Json

JSONReader #

继承自: BaseReader

JSON 读取器。

读取 JSON 文档，并提供选项以帮助我们处理节点之间的关系。

参数

名称	类型	描述	默认值
`levels_back`	`int`	在 JSON 树中回溯的层数，如果需要所有层，则为 0。如果 levels_back 为 None，则我们只格式化 JSON，并将每一行作为一个嵌入。	`无`
`collapse_length`	`int`	在输出中折叠 JSON 片段的最大字符数（levels_back 不能为 None）。例如：如果 collapse_length = 10，输入为 {a: [1, 2, 3], b: {"hello": "world", "foo": "bar"}}，那么 a 将被折叠成一行，而 b 不会。建议从 100 左右开始调整。	`无`
`is_jsonl`	`Optional[bool]`	如果为 True，表示文件为 JSONL 格式。	`False`
`clean_json`	`Optional[bool]`	如果为 True，则移除只包含 JSON 结构体的行。	`True`

源代码位于 llama-index-integrations/readers/llama-index-readers-json/llama_index/readers/json/base.py

class JSONReader(BaseReader):
    """
    JSON reader.

    Reads JSON documents with options to help us out relationships between nodes.

    Args:
        levels_back (int): the number of levels to go back in the JSON tree, 0
          if you want all levels. If levels_back is None, then we just format the
          JSON and make each line an embedding

        collapse_length (int): the maximum number of characters a JSON fragment
          would be collapsed in the output (levels_back needs to be not None)
          ex: if collapse_length = 10, and
          input is {a: [1, 2, 3], b: {"hello": "world", "foo": "bar"}}
          then a would be collapsed into one line, while b would not.
          Recommend starting around 100 and then adjusting from there.

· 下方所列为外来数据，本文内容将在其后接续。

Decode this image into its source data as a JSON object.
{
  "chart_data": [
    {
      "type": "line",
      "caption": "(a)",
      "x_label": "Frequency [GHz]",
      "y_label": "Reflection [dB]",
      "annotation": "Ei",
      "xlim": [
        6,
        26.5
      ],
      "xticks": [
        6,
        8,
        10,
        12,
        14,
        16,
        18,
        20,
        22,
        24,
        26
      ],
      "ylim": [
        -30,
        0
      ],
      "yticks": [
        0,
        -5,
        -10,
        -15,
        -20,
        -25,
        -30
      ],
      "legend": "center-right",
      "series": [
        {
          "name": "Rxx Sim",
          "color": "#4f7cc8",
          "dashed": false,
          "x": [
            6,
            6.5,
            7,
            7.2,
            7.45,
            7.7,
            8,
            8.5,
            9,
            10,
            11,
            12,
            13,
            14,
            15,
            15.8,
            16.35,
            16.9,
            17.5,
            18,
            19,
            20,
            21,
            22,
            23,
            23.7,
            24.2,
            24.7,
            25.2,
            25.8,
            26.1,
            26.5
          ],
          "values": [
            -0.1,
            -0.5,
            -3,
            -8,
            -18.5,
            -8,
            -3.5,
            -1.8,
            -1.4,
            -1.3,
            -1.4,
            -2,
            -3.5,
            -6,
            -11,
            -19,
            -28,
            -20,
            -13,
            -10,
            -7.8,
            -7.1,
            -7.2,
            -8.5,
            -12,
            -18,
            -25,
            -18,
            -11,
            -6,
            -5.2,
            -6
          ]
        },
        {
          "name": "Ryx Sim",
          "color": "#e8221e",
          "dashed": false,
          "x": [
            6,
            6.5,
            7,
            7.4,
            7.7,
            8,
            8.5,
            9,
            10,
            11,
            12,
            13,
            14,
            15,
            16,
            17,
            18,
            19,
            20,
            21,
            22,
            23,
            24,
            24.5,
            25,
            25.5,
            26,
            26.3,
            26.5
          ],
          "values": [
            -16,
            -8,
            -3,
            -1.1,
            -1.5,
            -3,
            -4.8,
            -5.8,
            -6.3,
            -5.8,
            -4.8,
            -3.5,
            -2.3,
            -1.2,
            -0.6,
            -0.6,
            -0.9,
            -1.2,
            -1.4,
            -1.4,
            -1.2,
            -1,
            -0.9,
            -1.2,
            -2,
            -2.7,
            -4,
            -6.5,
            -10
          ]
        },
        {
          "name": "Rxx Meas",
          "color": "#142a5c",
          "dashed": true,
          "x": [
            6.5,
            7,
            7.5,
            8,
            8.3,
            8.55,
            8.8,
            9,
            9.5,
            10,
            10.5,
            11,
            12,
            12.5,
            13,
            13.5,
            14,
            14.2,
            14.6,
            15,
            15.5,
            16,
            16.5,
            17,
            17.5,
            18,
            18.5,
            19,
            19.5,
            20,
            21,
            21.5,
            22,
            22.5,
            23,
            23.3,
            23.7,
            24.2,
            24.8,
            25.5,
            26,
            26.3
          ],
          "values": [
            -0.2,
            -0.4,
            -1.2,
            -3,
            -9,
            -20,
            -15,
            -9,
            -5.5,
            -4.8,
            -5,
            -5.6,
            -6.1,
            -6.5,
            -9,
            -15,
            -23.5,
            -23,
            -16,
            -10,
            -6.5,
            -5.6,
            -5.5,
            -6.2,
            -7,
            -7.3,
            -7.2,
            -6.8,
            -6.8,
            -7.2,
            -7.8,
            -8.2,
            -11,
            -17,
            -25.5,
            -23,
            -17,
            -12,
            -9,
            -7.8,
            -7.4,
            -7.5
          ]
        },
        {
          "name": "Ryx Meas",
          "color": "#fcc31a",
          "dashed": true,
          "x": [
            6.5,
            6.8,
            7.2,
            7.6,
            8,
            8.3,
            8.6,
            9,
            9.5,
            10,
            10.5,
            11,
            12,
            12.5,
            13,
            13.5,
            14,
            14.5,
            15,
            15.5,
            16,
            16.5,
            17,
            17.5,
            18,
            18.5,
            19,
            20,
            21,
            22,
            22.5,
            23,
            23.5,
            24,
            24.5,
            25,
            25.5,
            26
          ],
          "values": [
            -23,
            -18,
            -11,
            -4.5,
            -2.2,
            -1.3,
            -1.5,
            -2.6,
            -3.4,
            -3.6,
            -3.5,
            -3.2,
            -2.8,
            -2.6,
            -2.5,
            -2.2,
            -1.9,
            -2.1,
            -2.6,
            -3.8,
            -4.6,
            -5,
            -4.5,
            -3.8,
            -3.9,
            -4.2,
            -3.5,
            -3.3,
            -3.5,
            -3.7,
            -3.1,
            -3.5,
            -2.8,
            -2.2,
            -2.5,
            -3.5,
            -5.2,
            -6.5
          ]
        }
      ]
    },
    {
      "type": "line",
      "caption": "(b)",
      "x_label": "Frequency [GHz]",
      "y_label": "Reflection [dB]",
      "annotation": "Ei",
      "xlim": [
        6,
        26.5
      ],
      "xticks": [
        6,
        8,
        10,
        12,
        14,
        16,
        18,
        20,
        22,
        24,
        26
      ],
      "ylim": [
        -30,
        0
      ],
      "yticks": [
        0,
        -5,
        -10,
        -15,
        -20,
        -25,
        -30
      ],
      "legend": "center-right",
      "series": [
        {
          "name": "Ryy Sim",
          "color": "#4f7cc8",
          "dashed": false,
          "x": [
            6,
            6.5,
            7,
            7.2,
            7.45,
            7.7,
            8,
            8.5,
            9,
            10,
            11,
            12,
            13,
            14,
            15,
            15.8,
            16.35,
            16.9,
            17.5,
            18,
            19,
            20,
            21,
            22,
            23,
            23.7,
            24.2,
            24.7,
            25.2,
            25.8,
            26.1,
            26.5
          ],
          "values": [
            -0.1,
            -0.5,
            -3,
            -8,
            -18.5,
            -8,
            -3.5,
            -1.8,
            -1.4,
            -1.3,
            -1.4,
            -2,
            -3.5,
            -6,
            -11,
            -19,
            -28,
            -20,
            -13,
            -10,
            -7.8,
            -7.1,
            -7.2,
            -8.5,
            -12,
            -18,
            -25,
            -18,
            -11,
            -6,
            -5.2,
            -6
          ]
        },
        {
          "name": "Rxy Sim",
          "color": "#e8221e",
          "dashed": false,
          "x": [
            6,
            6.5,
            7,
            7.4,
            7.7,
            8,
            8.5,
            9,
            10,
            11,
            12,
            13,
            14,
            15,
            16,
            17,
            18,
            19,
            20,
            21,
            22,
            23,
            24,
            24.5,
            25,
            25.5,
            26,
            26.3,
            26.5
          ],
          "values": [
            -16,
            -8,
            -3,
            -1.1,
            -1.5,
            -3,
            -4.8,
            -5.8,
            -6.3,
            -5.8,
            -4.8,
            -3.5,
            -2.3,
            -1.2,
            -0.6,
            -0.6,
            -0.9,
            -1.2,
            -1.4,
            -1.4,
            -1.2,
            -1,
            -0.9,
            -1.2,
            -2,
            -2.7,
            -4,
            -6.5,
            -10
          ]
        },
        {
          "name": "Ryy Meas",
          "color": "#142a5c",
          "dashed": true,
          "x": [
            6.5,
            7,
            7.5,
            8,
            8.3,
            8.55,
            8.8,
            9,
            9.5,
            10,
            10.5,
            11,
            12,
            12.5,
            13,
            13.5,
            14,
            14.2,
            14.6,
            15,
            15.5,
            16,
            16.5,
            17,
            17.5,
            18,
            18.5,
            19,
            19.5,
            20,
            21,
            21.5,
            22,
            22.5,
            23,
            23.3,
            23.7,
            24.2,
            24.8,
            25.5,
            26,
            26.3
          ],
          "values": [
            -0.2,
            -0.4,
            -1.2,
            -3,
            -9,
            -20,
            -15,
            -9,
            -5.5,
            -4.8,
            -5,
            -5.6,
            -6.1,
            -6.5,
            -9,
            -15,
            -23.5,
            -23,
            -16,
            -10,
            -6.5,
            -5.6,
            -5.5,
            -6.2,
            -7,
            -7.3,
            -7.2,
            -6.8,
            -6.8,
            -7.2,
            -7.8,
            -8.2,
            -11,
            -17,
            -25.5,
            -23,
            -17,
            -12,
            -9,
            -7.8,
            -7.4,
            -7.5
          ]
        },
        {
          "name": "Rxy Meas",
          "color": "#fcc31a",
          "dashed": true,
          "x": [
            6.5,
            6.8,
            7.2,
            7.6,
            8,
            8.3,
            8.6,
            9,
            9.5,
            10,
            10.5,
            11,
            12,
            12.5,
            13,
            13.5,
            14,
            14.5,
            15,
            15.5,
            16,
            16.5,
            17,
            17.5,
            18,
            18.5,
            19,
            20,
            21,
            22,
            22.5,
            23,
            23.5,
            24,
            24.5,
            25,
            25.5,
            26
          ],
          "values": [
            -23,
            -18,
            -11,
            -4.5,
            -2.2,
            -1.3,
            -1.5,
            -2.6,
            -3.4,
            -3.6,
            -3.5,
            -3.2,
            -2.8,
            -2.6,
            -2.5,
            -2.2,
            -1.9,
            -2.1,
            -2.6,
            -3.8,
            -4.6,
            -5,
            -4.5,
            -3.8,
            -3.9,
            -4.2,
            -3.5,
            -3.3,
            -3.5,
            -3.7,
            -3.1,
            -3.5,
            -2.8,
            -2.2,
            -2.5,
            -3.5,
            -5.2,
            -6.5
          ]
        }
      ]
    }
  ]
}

        is_jsonl (Optional[bool]): If True, indicates that the file is in JSONL format.
        Defaults to False.

        clean_json (Optional[bool]): If True, lines containing only JSON structure are removed.
        This removes lines that are not as useful. If False, no lines are removed and the document maintains a valid JSON object structure.
        If levels_back is set the json is not cleaned and this option is ignored.
        Defaults to True.

    """

    def __init__(
        self,
        levels_back: Optional[int] = None,
        collapse_length: Optional[int] = None,
        ensure_ascii: bool = False,
        is_jsonl: Optional[bool] = False,
        clean_json: Optional[bool] = True,
    ) -> None:
        """Initialize with arguments."""
        super().__init__()
        self.levels_back = levels_back
        self.collapse_length = collapse_length
        self.ensure_ascii = ensure_ascii
        self.is_jsonl = is_jsonl
        self.clean_json = clean_json

    def load_data(
        self, input_file: str, extra_info: Optional[Dict] = {}
    ) -> List[Document]:
        """Load data from the input file."""
        with open(input_file, encoding="utf-8") as f:
            load_data = []
            if self.is_jsonl:
                for line in f:
                    load_data.append(json.loads(line.strip()))
            else:
                load_data = [json.load(f)]

            documents = []
            for data in load_data:
                if self.levels_back is None and self.clean_json is True:
                    # If levels_back isn't set and clean json is set,
                    # remove lines containing only formatting, we just format and make each
                    # line an embedding
                    json_output = json.dumps(
                        data, indent=0, ensure_ascii=self.ensure_ascii
                    )
                    lines = json_output.split("\n")
                    useful_lines = [
                        line for line in lines if not re.match(r"^[{}\[\],]*$", line)
                    ]
                    documents.append(
                        Document(text="\n".join(useful_lines), metadata=extra_info)
                    )

                elif self.levels_back is None and self.clean_json is False:
                    # If levels_back isn't set  and clean json is False, create documents without cleaning
                    json_output = json.dumps(data, ensure_ascii=self.ensure_ascii)
                    documents.append(Document(text=json_output, metadata=extra_info))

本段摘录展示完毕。